A town in Connecticut is not pleased with a recent student essay contest with the theme: “white privilege.”

Residents from the majority-white Westport, Connecticut have called the question offensive, reports the New York Post. Many have said that it incorrectly implies that race is important in the community.

“It’s an open town. There are no barricades here. Nobody says if you’re black or whatever, you can’t move here,” Bari Reiner, age 72, said.

One parent complained that it is a parent’s job to teach their children what privilege is.

“That would upset me very much. I wouldn’t go there,” Janet Samuels, a mother with adult children, said.

The essay contest, sponsored by the town’s diversity council, asks students to discuss how white privilege has impacted their personal lives.

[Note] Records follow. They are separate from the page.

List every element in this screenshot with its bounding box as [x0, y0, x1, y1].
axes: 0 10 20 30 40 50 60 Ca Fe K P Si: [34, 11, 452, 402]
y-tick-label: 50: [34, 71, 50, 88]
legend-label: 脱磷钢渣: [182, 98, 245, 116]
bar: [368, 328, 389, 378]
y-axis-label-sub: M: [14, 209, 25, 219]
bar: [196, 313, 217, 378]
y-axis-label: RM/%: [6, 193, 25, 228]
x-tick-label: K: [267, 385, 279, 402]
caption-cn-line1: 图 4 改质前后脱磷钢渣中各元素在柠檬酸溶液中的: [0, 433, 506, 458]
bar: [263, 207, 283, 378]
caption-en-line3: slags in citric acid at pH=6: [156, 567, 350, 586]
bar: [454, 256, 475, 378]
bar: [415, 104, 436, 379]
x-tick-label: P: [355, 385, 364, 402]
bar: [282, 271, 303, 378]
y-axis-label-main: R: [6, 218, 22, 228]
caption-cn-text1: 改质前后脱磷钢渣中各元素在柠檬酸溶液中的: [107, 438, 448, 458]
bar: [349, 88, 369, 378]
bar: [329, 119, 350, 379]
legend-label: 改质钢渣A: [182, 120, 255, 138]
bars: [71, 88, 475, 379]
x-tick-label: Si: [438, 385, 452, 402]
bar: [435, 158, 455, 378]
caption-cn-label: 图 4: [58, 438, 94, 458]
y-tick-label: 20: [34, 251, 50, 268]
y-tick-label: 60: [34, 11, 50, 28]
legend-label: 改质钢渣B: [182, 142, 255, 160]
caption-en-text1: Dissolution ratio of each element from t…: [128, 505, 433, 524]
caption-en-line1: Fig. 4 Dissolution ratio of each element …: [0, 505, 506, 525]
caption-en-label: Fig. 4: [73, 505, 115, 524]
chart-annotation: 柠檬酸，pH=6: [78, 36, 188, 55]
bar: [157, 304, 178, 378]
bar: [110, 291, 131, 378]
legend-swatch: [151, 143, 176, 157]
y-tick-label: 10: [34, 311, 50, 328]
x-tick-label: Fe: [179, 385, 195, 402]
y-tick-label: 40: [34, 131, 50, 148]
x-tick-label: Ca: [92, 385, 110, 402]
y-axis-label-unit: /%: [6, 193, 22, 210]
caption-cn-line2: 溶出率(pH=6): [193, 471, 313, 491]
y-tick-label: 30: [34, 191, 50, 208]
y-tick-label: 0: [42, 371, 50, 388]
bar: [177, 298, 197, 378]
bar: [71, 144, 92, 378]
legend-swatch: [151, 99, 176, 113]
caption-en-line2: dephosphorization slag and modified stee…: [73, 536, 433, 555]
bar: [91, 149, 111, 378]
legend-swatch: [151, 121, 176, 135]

The term white privilege usually refers to “perks” or “advantages” that white people have that minorities may not.

The winner of the contest gets a $1,000 prize. The diversity council’s chairman said that people all over the world have begun chiming in on the essay topic.

“There’s a lot more controversy around it than many of us expected. Just the fact it says ‘white’ and ‘privilege,’ for some people that’s all they need to see, and all of a sudden we’re race-baiting or trying to get people to feel guilty,” Harold Bailey Jr. said. “That’s not at all what it’s about.”

The town started TEAM Westport, alternatively referred to as the “diversity council,” 10 years ago with the intent to cultivate more diversity.

Other parents have come out in favor of the essay topic, saying that it will show students that not every place is as wealthy as their town.

“I like the idea to get it out there so kids can talk about it and embrace it,” Bert Dovo, a father of two college students, said.